The SMArt team’s architecture enables a health IT environment that may to be augmented by substitutable apps constructed around shared core components.  Such architecture could should theoretically drive down health care technology development costs, support standards evolution, accommodate difference in care workflow, foster competition in the market, and accelerate innovation. While not meant to replace existing application architectures, the SMArt project researches the technical viability of an alternative model that may be appropriately integrated within the existing commercial marketplace.

To kick off the start of this new platform and to promote open innovation, the SMArt team is holding a $5,000 competition, challenging developers to create web applications that provide specific functionality for patients, physicians, or for public health.  Developers interested in learning more about the SMArt project and app challenge may visit www.smartplatforms.org/challenge Exit Disclaimer for complete details.

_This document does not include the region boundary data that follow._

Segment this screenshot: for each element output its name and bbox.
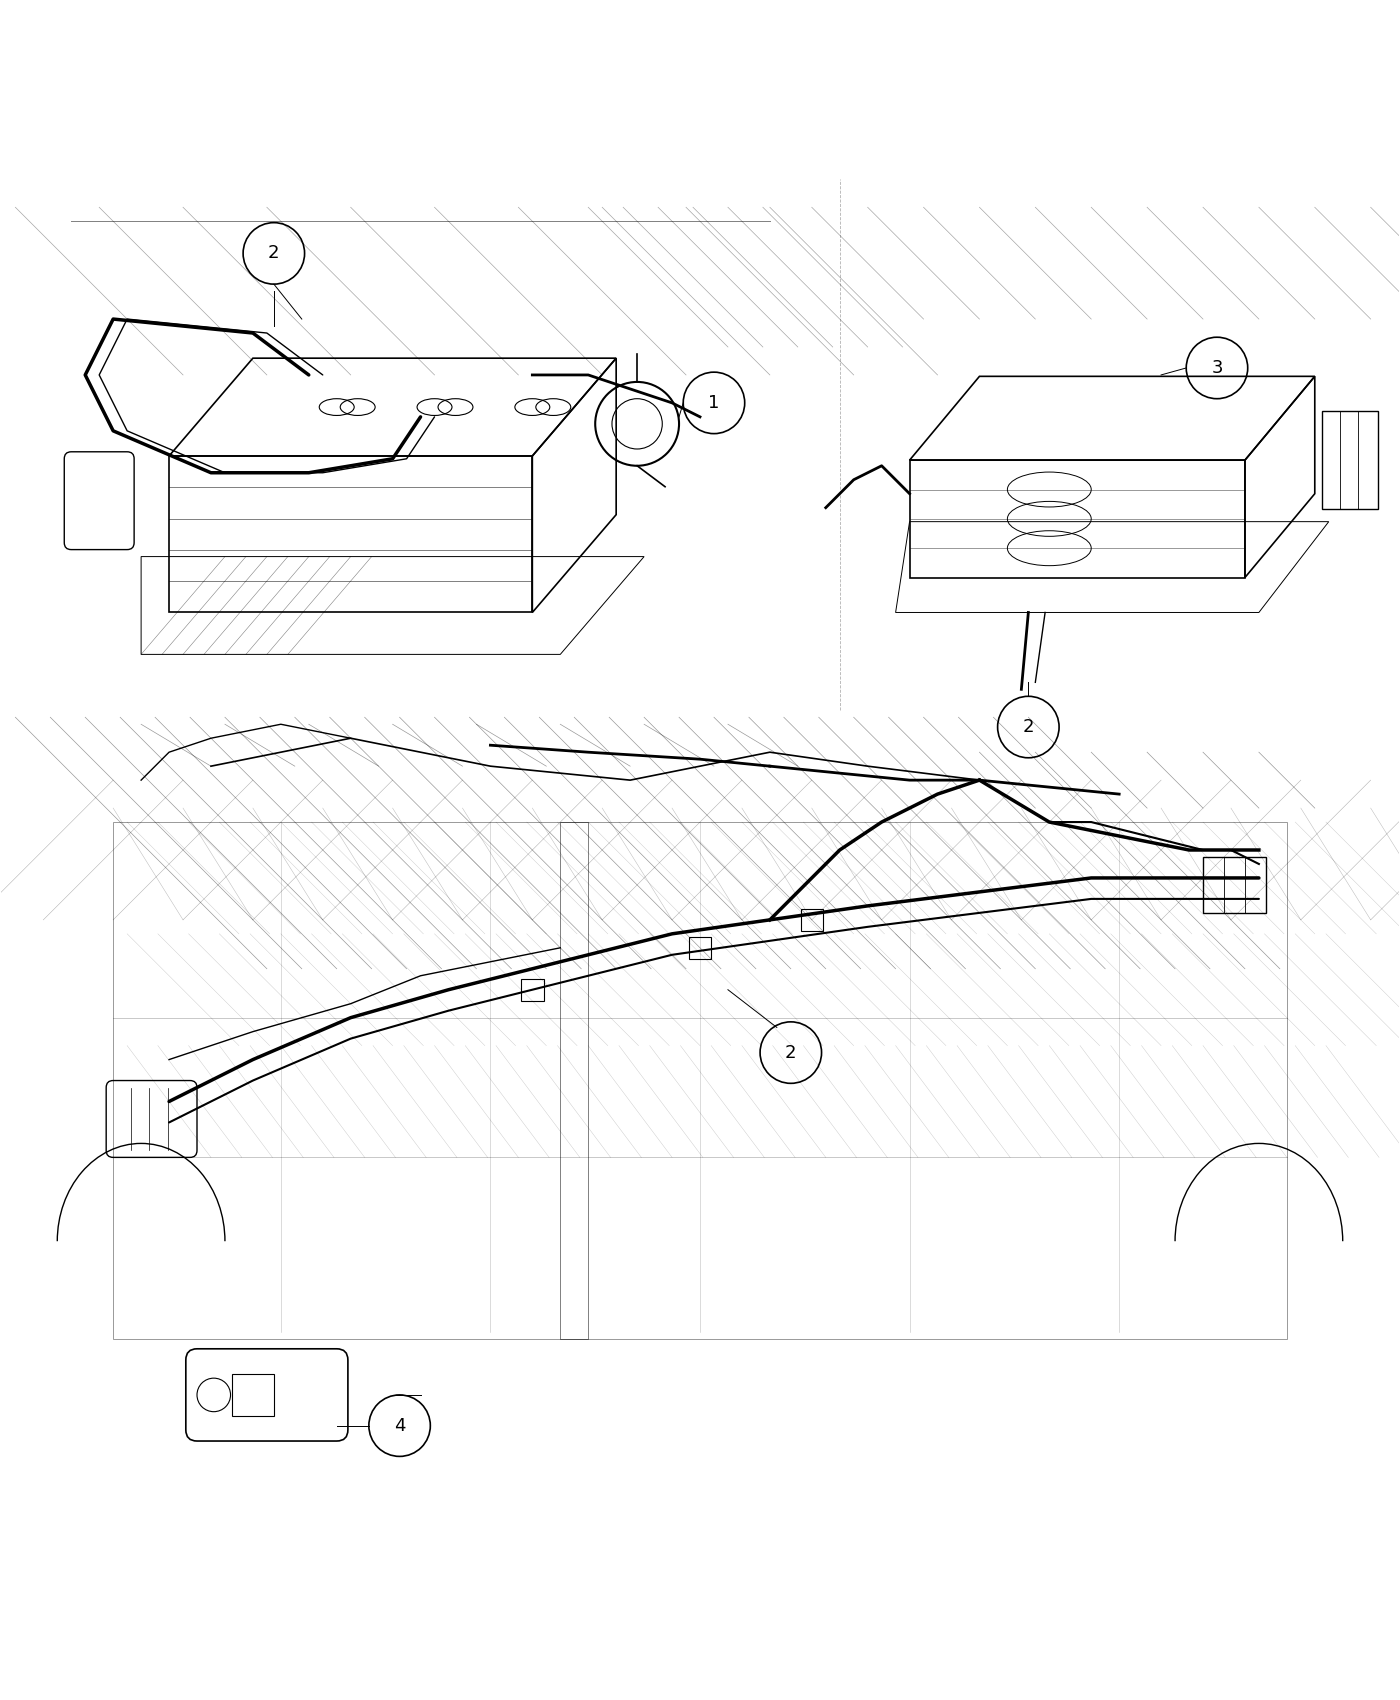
- Text: 2: 2: [1022, 717, 1035, 736]
- Bar: [801, 910, 823, 932]
- Bar: [1203, 857, 1266, 913]
- Bar: [1322, 411, 1378, 508]
- Bar: [521, 979, 543, 1001]
- Text: 2: 2: [267, 245, 280, 262]
- Bar: [232, 1374, 274, 1416]
- Bar: [689, 937, 711, 959]
- Text: 1: 1: [708, 394, 720, 411]
- Text: 4: 4: [393, 1416, 406, 1435]
- Text: 2: 2: [785, 1044, 797, 1061]
- Text: 3: 3: [1211, 359, 1222, 377]
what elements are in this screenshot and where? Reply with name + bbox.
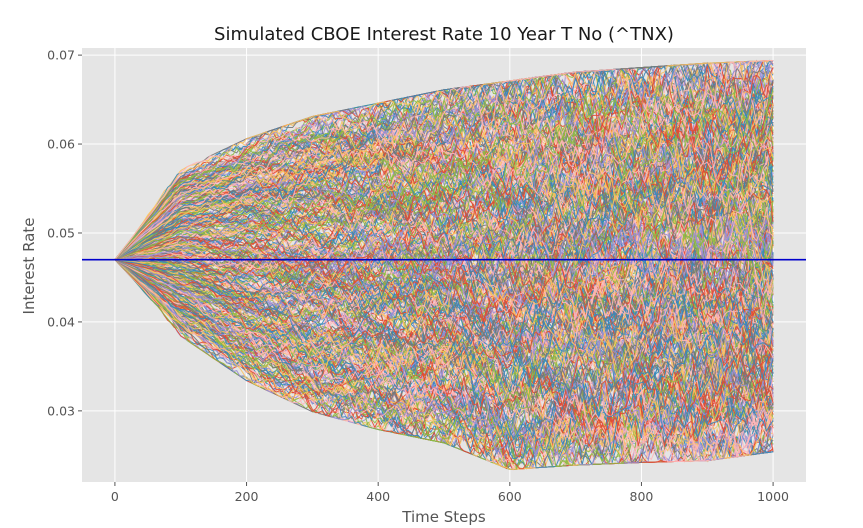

Future developments in health IT should always be driven by empowering physicians and improving patient care.  To this end, the SHARP program is tasked with achieving breakthrough innovation to address the major barriers to health IT adoption.  I personally challenge the development community to help test the potential success of projects such as SMArt, in search of new, exciting pathways to a rich and diverse health ecosystem.

2 Comments

  1. Eve Fain RN CDE says:

    I am excited to see this move to help everyone share info without all of us having to buy new phones, new I PADS, or other peripheral. I worked with the Health Buddy back in 2005 and because it is simple, used the telephone line (landline) it had real potential for caregivers, patients, and doctors, to view patient info.

    I work in home healthcare and I am a RN who retired from the telephone company back in 1983!

  2. Jim Hansen says:

    Congrats to Ken Mandl MD, Zak Kohane MD and the rest of the SMArt team for reaching such an important milestone!

    From their early discussions, to the formalization of the vision at the Health Information Technology Platform meeting in September 2009, through to the progress made to date, this journey has inspired, and been inspired by, many of those touched by it. I believe years from now, history will look back on this initiative as the key catalyst that changed forever the way health and health care is delivered. Thank you ONC for supporting this important paradigm shifting initiative.

    Physicians today receive an overwhelming flow of research, best practices, new drug, and other data needed to practice high-quality medicine, requiring a fundamental change in the way they approach their practice, by leveraging technology to distill data into powerful contextual information. By the same token, health information technology solution providers equally cannot possibly be able to provide all, or even most, of the components required to meet these rapidly accelerating requirements.

    By being able to optimize a portfolio of say 30 substitutable applications by replacing 10-20% each year as needs change, superior feature/price solutions become available, etc., the physicians and their associated care teams will be able to incrementally optimize their tool set to deliver optimum outcomes while minimizing disruption and associated risk. Both physician professional and consumer/patient satisfaction will greatly benefit from this new ecosystem approach.

    Over the years many bright would-be health care software innovators have commented that the barriers to entry are just too high given the current state of an industry that is dominated by outdated, closed, monolithic and brittle architectures. This SMArt milestone will be remembered as the beginning of the “architectural phoenix” of health care information technology and the day when the welcome mat officially was put out to unleash our incredible American creativity, innovation and energy to address the challenges of today’s health care non-system.

    Sure, it will take time to move this innovation wave through the industry but I caution anyone who underestimates the dramatic acceleration possible when you level the playing field for entrepreneurs to take on the challenge of the largest industry that is ripe with problems to fix.